3. Valutazione oggettiva tramite metodi di osservazione diretta del lavoro o/e attraverso check-list o altri strumenti adatti. L’analisi oggettiva permetterà anche di identificare gruppi omogenei di lavoratori ovvero partizioni organizzative aventi caratteristiche comuni in merito ai fattori di rischio organizzativo.
4. Valutazione soggettiva tramite l’analisi della percezione dei lavoratori dello stress lavoro-correlato sui gruppi omogenei, attraverso strumenti di valutazione delle dimensioni lavorative critiche percepite, delle risorse individuali/di gruppo fruibili e dei disturbi psicofisici stress lavoro-correlati (disturbi psichici, disturbi somatici).

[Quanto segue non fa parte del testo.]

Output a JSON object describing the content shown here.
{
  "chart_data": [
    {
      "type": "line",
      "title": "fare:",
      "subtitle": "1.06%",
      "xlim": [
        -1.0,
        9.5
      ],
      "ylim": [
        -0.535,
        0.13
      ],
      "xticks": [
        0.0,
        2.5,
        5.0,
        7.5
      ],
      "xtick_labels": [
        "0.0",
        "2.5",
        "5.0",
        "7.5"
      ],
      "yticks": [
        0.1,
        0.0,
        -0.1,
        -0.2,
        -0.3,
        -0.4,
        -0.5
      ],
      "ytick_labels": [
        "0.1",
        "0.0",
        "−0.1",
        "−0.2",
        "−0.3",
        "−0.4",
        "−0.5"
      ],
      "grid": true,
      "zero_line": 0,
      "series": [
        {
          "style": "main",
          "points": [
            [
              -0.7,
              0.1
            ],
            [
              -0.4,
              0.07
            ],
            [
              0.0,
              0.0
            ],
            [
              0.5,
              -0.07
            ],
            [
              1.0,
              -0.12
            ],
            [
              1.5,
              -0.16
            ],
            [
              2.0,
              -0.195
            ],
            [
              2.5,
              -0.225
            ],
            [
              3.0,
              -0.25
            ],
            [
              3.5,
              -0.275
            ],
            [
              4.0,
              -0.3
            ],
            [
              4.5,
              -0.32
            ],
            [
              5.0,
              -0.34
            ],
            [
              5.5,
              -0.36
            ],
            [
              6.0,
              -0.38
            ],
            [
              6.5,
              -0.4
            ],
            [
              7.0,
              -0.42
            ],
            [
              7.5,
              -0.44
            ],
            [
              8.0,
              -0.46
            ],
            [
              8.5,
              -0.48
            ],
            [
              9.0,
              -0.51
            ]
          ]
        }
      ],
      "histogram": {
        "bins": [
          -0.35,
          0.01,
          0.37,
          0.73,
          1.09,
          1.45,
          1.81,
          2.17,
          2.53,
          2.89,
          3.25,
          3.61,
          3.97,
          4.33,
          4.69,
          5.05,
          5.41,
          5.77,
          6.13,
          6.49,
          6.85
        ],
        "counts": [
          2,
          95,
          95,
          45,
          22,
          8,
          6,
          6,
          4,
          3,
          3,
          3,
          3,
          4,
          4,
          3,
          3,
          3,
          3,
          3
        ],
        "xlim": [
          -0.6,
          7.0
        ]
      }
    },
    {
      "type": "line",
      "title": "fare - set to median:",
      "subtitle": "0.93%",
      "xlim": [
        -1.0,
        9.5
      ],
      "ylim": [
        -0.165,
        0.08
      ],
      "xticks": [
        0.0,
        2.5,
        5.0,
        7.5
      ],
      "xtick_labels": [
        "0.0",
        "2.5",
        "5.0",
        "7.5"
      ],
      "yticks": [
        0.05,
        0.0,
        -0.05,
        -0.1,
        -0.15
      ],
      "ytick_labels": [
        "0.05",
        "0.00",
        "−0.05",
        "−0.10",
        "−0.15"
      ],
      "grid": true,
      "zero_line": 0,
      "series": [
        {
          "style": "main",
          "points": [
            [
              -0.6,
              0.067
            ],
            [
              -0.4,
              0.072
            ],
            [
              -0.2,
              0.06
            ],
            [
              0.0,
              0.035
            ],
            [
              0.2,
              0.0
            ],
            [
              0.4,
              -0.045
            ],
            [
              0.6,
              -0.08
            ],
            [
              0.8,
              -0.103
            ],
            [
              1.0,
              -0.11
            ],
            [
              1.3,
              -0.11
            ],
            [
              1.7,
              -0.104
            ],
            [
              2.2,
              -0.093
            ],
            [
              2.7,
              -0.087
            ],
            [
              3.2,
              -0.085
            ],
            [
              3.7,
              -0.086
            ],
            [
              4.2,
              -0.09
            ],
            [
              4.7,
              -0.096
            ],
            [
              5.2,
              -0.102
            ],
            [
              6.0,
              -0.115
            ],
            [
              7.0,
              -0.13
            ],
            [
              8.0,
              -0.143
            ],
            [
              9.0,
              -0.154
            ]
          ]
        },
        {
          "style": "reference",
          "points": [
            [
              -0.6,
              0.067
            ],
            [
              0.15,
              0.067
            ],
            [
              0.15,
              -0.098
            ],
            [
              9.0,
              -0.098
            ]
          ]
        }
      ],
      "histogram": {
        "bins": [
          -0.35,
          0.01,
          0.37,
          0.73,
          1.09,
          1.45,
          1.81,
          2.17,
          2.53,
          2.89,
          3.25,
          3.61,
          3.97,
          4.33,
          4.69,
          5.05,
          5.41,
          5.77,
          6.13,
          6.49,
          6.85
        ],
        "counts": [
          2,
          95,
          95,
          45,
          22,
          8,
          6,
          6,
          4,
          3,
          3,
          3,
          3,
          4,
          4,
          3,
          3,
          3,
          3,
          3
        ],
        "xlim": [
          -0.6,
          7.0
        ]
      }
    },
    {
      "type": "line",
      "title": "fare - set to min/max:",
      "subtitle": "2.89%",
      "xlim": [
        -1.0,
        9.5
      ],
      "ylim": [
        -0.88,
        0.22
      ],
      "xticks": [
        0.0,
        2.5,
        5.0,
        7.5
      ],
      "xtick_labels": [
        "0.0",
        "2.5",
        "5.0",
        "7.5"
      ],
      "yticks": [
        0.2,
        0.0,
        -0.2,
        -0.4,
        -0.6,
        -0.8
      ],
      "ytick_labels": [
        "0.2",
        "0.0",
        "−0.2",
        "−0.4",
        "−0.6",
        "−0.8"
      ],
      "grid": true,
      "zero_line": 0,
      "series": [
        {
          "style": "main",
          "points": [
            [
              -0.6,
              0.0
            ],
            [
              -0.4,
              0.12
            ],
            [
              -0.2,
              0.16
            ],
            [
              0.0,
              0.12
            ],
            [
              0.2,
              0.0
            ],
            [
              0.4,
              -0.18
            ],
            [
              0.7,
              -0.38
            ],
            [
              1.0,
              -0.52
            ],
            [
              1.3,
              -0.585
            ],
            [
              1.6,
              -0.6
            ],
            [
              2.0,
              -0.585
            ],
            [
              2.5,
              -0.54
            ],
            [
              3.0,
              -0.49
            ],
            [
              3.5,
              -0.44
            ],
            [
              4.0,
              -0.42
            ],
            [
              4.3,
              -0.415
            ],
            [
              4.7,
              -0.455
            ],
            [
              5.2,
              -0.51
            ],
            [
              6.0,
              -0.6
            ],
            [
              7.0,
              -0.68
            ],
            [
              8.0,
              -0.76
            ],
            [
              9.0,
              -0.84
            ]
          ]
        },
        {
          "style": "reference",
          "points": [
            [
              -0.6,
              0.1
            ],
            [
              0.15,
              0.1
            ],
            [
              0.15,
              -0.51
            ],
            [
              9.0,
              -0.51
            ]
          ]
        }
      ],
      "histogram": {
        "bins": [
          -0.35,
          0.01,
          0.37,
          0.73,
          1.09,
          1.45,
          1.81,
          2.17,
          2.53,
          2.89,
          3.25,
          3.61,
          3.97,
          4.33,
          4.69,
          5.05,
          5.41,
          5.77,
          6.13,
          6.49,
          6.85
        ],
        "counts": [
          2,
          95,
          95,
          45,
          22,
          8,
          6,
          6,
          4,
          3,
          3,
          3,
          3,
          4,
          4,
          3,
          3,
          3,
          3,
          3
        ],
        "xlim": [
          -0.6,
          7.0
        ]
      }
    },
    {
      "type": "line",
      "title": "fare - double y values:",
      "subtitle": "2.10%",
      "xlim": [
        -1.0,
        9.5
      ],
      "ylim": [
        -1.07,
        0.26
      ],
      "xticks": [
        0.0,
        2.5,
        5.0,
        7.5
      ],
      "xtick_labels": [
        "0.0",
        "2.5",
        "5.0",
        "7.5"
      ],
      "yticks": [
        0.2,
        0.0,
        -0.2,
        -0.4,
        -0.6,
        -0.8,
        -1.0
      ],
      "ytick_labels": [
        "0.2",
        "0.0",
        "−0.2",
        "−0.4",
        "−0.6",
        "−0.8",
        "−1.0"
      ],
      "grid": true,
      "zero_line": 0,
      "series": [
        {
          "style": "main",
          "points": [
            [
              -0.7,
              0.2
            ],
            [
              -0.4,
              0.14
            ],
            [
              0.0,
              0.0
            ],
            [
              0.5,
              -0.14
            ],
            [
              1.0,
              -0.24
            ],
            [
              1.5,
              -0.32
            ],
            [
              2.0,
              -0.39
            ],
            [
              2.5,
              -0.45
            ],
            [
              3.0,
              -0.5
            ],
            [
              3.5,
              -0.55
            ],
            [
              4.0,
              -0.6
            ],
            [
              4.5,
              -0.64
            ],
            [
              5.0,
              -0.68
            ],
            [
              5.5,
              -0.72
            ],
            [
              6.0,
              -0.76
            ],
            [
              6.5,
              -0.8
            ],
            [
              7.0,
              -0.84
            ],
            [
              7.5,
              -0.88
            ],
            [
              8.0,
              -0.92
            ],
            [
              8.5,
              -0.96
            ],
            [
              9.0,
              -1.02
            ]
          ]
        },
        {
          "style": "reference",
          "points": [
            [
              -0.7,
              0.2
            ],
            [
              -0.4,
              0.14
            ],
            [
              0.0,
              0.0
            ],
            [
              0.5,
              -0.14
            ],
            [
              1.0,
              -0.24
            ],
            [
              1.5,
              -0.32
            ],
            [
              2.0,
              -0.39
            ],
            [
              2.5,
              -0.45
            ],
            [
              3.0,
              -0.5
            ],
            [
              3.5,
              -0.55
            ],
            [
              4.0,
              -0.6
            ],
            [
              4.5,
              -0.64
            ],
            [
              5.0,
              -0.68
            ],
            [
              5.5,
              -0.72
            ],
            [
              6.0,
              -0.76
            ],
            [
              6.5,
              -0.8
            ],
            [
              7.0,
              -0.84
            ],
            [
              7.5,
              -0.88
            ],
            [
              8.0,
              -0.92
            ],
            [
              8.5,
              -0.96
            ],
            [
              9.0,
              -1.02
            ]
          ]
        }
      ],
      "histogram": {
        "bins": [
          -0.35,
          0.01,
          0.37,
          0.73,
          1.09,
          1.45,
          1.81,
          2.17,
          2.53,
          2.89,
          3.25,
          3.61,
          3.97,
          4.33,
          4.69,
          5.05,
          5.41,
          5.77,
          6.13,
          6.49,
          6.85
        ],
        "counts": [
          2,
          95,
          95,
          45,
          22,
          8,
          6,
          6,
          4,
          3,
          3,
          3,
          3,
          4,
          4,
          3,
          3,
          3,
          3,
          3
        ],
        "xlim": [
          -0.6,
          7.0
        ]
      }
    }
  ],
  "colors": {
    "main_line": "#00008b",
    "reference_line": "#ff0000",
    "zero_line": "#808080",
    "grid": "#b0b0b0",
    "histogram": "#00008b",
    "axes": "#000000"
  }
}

5. Una relazione conclusiva con l’analisi dei dati e la definizione dei livelli di rischio a cui collegare gli interventi preventivi/protettivi sullo stress lavoro-correlato, che diventa parte integrante del documento generale di valutazione dei rischi.
Quindi, sulla base dei dati raccolti, e sulla base dell’analisi degli stessi si identificheranno indicatori sintetici di livello di rischio (del tipo basso-medio-alto) a livello aziendale o per partizione o di gruppo omogeneo. La corretta attuazione di questa procedura richiede ovviamente, prima di tutto, la formazione di tutti gli attori coinvolti: tecnici, dirigenti aziendali, addetti alla sicurezza, e lavoratori. Per ora, l’applicazione della normativa sulla valutazione dello stress è stata applicata a poche realtà lavorative. Il rischio da evitare, data la difficoltà di seguire la procedura valutativa correttamente e le carenze formative (anche dei tecnici e degli altri addetti al lavoro), è che la valutazione del rischio finisca per essere una formalità da sbrigare con qualche annotazione frettolosa e superficiale. D’altronde, l’introduzione della obbligatorietà di questo tipo di valutazione ha il grande merito di aver sollevato un interesse e una discussione su un rischio lavorativo finora trascurato, con alti costi individuali e collettivi. È da augurarsi che, con il tempo e con la crescita della cultura della sicurezza sul lavoro, la valutazione e, soprattutto, la prevenzione dello stress lavorativo, facciano sempre più parte integrante delle buone pratiche del lavoro.